El hijo del carnicero estaba seguro que el Señor iba a tomar partido tarde o temprano, de alguna u otra manera; auxiliándolos con su infinito poder, o abandonándolos a su libre albedrío; concediéndoles la posibilidad de redimir quién sabe cuantos innominables pecados.
La fe de Ricardo era como el plebiscito de un dictador; no admitía el menor resquicio para la duda; sí, para continuar, y no, para no marcharse.
Esa quietud abismal de los acontecimientos lo dejaba todo meridianamente claro; el Hacedor había puesto ante ellos los medios oportunos para el arrepentimiento y la expiación. El carnicerito empezó a caminar escalando la colina manteniendo los brazos en cruz y rezando el salmo penitencial número cincuenta y uno:
“Tenme piedad, oh Dios, según tu amor, por tu inmensa ternura borra mi delito, lávame a fondo de mi culpa, y de mi pecado purifícame. Pues mi delito yo lo reconozco, mi pecado sin cesar está ante mí; contra Ti, contra Ti solo he pecado, lo malo a tus ojos cometí…”

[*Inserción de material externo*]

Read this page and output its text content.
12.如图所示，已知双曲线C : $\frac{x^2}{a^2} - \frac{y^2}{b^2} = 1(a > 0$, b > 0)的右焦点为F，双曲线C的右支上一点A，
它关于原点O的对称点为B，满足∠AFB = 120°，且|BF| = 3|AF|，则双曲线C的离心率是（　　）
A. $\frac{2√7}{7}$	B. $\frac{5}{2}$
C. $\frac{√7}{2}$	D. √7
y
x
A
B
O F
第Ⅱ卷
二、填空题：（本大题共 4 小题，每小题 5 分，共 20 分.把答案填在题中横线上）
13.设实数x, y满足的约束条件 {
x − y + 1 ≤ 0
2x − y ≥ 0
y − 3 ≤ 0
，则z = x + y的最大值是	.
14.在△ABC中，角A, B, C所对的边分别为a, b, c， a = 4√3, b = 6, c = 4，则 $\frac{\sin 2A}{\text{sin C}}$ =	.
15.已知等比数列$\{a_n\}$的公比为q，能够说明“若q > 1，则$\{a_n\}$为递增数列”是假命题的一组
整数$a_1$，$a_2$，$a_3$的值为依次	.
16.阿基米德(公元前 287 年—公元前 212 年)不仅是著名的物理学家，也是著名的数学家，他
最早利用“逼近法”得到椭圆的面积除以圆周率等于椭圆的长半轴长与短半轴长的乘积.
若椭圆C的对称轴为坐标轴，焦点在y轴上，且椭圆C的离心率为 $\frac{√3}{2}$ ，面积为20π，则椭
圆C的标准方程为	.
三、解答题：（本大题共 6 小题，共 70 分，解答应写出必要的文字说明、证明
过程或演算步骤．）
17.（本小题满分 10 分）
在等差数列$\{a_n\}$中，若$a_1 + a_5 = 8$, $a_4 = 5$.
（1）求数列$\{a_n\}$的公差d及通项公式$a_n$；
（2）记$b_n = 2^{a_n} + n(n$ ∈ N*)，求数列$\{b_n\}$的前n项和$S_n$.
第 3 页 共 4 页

Los demás, menos eruditos en temas de devocionario, después de titubear unos segundos acordaron permanecer junto al crucificado rezando un Padre nuestro; su fe quebradiza sólo les había podido infundir el valor suficiente para vencer el pánico hasta el pie del otero.
Cuando Ricardo se giró para infundir valor al grupo con la convicción que derramaban sus desorbitados ojos celestes, comprendió que sólo él era el mártir elegido para subir este calvario y salvar al pueblo. Aunque para ello hiciese falta su propio sacrificio….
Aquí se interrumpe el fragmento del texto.